Minjia Wang


2024

pdf bib
Bio-RFX: Refining Biomedical Extraction via Advanced Relation Classification and Structural Constraints
Minjia Wang | Fangzhou Liu | Xiuxing Li | Bowen Dong | Zhenyu Li | Tengyu Pan | Jianyong Wang
Proceedings of the 2024 Conference on Empirical Methods in Natural Language Processing

The ever-growing biomedical publications magnify the challenge of extracting structured data from unstructured texts.

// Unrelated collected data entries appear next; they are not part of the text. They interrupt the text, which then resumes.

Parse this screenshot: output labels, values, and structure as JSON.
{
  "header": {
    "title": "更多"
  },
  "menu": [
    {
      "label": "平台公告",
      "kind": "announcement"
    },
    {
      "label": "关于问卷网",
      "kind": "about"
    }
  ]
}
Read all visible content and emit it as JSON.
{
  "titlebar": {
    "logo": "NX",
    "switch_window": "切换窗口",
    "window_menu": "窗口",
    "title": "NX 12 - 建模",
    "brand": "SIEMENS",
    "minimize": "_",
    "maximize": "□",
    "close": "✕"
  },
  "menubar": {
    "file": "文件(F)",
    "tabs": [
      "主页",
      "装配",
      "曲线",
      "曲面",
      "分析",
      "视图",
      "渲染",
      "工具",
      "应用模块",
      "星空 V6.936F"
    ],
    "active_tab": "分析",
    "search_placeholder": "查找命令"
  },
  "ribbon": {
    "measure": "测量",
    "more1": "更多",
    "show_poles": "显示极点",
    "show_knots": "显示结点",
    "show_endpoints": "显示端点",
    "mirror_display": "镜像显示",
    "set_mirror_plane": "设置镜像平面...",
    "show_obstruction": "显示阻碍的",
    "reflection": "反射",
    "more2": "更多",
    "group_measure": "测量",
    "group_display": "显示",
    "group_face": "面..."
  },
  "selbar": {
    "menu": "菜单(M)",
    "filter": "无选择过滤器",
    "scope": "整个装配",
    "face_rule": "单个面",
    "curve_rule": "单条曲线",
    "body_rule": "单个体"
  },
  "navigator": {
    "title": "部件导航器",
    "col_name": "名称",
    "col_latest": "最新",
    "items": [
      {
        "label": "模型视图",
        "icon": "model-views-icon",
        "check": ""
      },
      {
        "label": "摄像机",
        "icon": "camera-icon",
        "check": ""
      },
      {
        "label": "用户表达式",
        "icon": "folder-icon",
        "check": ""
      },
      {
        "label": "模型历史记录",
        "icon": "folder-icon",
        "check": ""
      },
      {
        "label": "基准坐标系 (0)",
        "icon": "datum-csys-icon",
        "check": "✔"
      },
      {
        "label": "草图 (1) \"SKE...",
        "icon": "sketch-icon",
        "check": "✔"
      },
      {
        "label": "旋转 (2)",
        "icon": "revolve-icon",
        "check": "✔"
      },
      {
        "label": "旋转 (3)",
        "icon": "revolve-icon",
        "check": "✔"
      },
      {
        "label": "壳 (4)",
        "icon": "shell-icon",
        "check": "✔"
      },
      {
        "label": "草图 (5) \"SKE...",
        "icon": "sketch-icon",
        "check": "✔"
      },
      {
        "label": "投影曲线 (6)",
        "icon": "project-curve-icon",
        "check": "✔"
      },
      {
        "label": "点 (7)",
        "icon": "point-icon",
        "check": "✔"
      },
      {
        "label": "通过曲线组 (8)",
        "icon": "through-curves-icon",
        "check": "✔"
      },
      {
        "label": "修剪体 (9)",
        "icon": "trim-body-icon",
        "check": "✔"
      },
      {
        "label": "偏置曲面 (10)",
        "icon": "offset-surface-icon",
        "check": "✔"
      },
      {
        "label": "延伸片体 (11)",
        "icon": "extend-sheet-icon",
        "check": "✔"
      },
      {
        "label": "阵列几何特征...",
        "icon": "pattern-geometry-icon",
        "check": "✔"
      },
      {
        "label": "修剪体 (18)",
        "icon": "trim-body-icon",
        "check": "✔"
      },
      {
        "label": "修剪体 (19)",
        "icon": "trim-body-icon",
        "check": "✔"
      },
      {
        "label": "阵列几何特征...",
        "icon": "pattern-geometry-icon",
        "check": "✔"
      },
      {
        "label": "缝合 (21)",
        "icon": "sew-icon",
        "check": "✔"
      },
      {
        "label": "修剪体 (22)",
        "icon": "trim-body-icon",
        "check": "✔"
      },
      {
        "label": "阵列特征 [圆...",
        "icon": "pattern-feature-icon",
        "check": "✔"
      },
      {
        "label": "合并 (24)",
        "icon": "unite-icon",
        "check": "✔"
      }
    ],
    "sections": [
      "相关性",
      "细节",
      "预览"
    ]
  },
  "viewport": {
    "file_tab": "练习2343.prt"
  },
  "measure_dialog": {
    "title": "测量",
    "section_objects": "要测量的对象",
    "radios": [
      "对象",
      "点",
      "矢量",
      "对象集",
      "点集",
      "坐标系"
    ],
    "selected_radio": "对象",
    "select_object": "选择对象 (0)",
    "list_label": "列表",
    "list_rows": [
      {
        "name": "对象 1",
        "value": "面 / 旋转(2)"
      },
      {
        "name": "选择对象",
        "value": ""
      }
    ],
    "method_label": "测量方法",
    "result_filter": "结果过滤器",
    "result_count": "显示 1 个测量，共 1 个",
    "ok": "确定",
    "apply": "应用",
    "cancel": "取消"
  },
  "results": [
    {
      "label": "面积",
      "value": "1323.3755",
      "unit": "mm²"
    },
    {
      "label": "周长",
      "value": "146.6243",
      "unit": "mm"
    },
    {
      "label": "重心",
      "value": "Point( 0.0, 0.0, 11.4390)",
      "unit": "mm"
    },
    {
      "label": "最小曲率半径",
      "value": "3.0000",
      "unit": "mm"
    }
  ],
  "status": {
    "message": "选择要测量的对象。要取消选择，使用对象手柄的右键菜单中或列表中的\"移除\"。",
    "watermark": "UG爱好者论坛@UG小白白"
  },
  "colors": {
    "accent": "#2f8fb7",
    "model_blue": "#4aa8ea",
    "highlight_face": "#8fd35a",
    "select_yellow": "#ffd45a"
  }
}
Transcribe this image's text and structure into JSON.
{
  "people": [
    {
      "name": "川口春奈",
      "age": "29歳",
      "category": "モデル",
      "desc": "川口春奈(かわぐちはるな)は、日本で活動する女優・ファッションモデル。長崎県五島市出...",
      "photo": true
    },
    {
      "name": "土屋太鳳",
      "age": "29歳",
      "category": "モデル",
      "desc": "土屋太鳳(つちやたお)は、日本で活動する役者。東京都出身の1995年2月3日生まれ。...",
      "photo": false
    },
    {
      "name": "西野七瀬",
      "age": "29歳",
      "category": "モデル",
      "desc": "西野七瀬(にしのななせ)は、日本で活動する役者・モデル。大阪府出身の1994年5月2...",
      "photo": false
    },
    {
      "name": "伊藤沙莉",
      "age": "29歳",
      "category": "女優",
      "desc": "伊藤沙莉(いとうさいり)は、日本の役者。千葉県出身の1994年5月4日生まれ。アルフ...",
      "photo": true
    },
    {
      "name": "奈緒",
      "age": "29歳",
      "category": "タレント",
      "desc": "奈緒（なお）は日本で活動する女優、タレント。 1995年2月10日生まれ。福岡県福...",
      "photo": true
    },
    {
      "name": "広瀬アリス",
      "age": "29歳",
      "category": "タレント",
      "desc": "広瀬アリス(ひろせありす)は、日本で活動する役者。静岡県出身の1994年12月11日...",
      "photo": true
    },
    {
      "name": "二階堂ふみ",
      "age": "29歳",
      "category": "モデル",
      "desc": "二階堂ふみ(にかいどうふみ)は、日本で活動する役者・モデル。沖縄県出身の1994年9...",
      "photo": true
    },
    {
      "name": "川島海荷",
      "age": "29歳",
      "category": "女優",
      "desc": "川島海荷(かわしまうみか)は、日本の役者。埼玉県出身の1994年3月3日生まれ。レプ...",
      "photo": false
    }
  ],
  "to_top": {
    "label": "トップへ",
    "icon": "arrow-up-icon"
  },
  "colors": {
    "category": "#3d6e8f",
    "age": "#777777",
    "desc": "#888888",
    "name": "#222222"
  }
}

This task involves two components: biomedical entity identification (Named Entity Recognition, NER) and their interrelation determination (Relation Extraction, RE). However, existing methods often neglect unique features of the biomedical literature, such as ambiguous entities, nested proper nouns, and overlapping relation triplets, and underutilize prior knowledge, leading to an intolerable performance decline in the biomedical domain, especially with limited annotated training data. In this paper, we propose the Biomedical Relation-First eXtraction (Bio-RFX) model by leveraging sentence-level relation classification before entity extraction to tackle entity ambiguity. Moreover, we exploit structural constraints between entities and relations to guide the model’s hypothesis space, enhancing extraction performance across different training scenarios. Comprehensive experimental results on biomedical datasets show that Bio-RFX achieves significant improvements on both NER and RE tasks. Even under the low-resource training scenarios, it outperforms all baselines in NER and has highly competitive performance compared to the state-of-the-art fine-tuned baselines in RE.